As previously mentioned, the vast majority of leather is now chrome-tanned leather. The method itself was invented in 1858 to keep up with rising leather demand at the backend of the Industrial Revolution. Instead of natural vegetable tannins, a solution of chemicals — predominantly the acid, chromium sulphate — is used to tan the hide. The basic principle is the same (modifying the hide’s protein structure), but the process is considerably quicker and cheaper, relying more on automated machinery than manual labour.
Chrome tanned leather has its own unique set of properties. Firstly, because it can be dyed with chemical agents, chrome leather is available in a wider variety of colours than vegetable tanned leather. Thinner and softer in texture, it’s generally more resistant to heat and water — although also prone to cracking and unlikely to have the longevity of vegetable leather. Importantly, because chrome leather is not as porous as its organically produced counterpart, it will struggle to display a patina over time.
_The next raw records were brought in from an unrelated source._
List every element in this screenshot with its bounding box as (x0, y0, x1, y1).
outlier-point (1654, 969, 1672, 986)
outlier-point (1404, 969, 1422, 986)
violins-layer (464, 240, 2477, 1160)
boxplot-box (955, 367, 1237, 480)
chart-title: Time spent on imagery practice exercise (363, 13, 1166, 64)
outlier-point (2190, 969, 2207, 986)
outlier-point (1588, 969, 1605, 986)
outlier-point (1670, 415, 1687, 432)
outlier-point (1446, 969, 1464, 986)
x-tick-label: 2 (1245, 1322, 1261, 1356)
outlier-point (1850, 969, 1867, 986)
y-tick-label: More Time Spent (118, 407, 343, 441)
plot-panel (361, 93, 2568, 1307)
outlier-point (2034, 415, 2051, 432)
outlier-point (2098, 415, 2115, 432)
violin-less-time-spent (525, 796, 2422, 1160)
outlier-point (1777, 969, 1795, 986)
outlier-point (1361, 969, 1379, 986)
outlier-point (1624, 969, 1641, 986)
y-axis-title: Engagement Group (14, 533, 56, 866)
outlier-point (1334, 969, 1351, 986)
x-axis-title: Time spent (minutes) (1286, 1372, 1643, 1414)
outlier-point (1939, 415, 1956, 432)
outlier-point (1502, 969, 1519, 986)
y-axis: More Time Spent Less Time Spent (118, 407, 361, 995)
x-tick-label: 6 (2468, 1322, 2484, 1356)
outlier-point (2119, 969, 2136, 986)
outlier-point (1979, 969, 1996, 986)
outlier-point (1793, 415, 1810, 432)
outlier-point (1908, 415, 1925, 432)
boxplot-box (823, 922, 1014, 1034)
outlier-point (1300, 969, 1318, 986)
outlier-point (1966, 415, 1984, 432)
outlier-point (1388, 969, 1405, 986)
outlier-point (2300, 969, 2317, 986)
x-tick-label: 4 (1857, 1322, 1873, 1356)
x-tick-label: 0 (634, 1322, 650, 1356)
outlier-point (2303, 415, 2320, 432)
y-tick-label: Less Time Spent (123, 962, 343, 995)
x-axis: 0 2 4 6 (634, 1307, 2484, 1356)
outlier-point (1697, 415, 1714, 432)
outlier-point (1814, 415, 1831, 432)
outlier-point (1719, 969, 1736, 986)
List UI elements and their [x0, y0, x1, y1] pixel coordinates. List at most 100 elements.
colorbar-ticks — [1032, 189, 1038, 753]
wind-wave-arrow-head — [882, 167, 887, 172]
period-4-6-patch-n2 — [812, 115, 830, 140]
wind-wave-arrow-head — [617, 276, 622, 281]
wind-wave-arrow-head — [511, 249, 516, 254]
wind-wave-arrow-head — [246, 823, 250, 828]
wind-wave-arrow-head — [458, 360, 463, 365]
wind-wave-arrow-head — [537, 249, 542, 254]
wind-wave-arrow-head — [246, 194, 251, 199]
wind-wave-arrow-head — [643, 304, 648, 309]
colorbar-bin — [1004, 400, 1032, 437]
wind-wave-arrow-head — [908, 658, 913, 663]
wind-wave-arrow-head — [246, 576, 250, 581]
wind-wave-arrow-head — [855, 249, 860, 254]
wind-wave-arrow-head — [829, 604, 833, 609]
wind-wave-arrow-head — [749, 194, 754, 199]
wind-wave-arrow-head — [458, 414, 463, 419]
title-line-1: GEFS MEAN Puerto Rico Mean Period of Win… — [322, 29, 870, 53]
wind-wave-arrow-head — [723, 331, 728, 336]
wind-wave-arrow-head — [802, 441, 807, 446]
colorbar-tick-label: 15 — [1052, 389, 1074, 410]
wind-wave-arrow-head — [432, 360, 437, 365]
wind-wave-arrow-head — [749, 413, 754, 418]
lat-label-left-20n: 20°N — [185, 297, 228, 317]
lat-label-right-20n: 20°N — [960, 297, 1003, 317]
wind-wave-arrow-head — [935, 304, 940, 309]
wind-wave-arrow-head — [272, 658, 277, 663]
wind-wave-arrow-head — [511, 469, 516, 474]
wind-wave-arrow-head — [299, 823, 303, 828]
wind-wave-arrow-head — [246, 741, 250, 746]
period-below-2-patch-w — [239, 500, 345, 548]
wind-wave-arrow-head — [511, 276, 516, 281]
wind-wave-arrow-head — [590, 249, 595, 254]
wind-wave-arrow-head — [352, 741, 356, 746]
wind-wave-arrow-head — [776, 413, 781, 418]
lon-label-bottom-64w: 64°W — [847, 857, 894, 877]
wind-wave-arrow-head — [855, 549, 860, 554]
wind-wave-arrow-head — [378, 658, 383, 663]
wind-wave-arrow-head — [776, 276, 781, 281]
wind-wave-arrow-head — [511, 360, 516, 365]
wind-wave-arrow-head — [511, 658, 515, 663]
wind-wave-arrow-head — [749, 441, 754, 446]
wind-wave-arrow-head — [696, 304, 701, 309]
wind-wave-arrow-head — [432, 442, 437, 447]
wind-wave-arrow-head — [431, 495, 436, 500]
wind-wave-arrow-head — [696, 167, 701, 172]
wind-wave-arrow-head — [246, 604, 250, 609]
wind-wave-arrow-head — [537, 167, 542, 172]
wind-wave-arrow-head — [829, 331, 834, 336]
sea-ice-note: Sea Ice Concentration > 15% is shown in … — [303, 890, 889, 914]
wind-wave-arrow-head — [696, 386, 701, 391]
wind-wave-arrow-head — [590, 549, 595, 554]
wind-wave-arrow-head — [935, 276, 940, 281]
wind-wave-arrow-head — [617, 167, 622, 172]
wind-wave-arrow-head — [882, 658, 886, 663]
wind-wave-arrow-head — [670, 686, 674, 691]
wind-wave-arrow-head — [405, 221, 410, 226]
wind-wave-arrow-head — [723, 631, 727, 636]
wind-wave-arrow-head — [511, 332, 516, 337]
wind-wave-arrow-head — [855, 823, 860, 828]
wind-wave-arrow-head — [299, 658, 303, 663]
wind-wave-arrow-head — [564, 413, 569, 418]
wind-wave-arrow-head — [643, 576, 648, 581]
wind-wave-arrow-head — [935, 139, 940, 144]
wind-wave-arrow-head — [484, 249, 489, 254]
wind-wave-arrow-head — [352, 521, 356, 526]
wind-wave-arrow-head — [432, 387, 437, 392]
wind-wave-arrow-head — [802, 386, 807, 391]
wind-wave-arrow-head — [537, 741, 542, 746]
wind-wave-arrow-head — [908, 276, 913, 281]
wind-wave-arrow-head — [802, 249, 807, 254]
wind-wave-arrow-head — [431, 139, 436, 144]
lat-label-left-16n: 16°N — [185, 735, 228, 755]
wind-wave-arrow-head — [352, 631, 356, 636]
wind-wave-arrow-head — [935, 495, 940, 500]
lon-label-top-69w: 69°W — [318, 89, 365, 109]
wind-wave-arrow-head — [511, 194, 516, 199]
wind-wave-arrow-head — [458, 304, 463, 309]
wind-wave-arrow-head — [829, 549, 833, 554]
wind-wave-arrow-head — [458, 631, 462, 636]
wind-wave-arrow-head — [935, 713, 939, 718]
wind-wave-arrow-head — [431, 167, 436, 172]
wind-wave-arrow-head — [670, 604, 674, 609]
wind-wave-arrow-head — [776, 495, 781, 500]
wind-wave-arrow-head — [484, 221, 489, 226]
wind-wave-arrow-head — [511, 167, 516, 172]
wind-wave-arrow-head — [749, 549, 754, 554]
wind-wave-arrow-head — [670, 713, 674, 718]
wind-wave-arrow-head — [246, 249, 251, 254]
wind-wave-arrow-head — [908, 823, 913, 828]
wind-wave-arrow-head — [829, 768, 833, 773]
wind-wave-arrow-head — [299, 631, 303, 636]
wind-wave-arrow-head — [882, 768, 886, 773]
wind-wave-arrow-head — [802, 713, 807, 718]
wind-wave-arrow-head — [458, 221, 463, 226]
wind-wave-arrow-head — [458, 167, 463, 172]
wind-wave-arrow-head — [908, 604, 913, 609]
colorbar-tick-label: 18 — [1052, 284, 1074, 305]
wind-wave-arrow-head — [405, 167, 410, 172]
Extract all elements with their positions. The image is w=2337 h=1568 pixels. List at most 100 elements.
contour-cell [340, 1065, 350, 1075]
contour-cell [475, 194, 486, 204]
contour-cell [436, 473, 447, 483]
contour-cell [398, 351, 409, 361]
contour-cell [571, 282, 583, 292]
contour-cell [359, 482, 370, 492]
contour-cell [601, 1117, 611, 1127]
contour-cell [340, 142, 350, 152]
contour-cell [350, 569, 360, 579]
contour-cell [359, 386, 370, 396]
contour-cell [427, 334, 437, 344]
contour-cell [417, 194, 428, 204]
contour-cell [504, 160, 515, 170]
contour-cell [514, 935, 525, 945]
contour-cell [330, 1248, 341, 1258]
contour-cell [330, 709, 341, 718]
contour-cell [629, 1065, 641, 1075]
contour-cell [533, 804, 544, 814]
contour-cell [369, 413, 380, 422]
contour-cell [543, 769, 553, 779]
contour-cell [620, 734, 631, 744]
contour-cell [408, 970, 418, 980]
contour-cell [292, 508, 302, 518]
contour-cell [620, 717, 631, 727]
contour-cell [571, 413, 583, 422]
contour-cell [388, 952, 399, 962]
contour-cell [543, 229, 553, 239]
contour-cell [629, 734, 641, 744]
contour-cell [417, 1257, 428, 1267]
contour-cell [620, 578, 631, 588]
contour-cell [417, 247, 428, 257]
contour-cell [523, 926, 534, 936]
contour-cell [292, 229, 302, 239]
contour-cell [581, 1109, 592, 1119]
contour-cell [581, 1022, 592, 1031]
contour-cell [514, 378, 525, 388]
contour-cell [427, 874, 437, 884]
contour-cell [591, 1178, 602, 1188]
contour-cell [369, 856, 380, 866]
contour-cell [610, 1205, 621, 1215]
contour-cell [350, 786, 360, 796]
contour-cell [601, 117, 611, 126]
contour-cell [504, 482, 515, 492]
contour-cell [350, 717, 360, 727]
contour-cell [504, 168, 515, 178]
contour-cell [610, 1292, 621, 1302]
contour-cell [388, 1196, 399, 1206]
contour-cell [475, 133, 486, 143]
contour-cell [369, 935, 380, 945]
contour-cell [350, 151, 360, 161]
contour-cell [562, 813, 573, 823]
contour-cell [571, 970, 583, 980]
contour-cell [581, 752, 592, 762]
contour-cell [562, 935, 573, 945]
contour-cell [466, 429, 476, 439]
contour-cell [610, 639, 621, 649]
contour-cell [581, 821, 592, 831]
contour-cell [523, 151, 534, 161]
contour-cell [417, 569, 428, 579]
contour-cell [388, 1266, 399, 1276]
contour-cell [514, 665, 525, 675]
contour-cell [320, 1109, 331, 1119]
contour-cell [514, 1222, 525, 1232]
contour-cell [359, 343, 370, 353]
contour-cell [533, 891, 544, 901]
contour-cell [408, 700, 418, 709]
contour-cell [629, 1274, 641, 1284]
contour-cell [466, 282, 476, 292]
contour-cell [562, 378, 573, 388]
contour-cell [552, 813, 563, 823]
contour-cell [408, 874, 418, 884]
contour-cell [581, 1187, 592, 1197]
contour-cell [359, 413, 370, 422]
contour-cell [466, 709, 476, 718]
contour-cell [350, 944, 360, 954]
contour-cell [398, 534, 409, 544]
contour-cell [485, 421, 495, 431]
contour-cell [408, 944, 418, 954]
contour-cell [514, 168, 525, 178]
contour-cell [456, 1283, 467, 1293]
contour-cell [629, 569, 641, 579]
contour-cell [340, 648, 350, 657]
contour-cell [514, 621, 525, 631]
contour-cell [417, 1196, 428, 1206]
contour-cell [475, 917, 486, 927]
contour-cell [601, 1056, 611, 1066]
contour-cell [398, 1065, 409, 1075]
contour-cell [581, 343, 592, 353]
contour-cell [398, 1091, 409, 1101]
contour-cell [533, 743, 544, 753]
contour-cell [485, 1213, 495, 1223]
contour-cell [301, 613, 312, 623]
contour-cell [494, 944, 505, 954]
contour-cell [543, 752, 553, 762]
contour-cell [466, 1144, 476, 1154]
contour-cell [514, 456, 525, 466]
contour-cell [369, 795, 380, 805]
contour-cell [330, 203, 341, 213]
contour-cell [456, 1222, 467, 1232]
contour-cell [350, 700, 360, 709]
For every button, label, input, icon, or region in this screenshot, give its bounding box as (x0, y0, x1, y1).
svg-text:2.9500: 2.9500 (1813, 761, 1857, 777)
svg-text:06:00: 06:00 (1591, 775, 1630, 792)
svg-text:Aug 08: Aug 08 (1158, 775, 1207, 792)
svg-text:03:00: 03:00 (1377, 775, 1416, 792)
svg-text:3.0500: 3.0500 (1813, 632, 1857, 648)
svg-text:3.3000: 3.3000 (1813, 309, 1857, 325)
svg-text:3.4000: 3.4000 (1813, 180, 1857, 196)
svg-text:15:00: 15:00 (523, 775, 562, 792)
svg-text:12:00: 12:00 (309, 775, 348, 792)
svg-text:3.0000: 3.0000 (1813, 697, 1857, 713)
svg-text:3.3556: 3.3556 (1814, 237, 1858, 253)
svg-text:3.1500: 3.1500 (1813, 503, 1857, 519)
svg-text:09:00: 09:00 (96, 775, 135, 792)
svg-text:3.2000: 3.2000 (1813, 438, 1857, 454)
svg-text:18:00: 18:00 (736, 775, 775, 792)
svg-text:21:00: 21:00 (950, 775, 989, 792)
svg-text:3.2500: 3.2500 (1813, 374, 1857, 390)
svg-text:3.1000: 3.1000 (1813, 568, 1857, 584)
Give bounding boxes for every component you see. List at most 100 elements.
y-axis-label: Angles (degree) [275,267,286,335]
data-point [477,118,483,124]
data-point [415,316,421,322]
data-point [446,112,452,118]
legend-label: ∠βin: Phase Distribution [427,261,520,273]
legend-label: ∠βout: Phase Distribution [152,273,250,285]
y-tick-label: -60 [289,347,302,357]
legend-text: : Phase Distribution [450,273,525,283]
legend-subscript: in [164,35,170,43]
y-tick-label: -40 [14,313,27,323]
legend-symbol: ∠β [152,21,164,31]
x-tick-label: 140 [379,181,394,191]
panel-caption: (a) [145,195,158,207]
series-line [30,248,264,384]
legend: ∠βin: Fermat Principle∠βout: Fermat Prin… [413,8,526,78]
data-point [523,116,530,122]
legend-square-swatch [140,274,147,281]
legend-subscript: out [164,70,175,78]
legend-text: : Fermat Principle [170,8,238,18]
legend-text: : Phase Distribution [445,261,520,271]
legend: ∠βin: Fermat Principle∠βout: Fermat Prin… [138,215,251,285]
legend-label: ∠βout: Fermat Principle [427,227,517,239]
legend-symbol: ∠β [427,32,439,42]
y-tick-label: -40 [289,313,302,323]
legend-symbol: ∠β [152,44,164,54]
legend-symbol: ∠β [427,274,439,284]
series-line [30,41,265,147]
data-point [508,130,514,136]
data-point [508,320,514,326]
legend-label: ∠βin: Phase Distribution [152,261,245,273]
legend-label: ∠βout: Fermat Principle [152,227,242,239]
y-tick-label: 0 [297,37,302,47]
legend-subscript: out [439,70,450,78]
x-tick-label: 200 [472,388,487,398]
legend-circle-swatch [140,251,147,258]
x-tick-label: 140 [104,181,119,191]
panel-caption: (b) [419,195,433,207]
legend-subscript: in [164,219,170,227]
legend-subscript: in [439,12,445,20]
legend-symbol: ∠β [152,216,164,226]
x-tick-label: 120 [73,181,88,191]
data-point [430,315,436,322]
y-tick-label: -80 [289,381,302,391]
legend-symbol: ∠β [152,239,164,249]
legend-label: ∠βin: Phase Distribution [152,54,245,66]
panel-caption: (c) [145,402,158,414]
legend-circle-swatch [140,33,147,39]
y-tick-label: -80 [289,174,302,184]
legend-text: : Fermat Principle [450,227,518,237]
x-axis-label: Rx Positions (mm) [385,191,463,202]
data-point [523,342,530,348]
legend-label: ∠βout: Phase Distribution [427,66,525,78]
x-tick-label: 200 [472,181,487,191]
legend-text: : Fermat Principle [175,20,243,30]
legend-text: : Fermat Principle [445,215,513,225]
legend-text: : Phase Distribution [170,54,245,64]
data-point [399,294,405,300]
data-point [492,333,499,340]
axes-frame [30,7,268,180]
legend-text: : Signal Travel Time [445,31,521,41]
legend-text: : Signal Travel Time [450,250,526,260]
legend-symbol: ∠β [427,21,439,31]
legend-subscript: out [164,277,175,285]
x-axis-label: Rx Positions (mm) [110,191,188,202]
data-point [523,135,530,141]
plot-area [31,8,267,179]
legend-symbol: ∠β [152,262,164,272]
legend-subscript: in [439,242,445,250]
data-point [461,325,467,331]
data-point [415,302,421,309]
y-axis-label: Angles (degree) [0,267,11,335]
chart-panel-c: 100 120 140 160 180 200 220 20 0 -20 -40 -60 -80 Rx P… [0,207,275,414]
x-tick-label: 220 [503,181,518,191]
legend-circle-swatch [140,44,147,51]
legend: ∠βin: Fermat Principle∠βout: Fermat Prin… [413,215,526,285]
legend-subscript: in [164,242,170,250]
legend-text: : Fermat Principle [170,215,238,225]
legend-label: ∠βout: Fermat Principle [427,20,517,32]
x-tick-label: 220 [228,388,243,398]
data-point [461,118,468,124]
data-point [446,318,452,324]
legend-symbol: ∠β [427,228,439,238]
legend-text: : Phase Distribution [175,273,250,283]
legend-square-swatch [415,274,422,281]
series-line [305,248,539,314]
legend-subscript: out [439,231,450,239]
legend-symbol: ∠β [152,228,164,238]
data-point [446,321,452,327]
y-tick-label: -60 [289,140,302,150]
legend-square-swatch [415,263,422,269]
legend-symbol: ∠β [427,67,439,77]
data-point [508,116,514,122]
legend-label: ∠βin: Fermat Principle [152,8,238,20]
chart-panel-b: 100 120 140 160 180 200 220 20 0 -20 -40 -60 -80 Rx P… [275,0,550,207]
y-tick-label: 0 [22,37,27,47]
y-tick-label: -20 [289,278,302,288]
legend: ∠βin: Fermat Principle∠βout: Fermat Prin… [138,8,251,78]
And if you’re after seeking that quintessential leather smell, you will be disappointed (expect a chemically-infused scent, or very little smell at all).
One downside to vegetable tanning is that it uses a lot of water; depending on where the tannery is located, this can have a marginal or sizeable impact. Many tanneries are located by streams or rivers for this reason.
Chrome tanning, however, poses a genuine risk to eco-sustainability, particularly in developing nations with limited industrial regulation. The main threat stems from the dumping of chemical by-products — often chromium and lead — that can toxify rivers with carcinogens, kill local wildlife and render agricultural land unsuitable for farming. That said, newer methods are starting to gain traction. ‘Chrome free leather’, although still chemically tanned, makes use of chemicals that are far less harmful to the environment.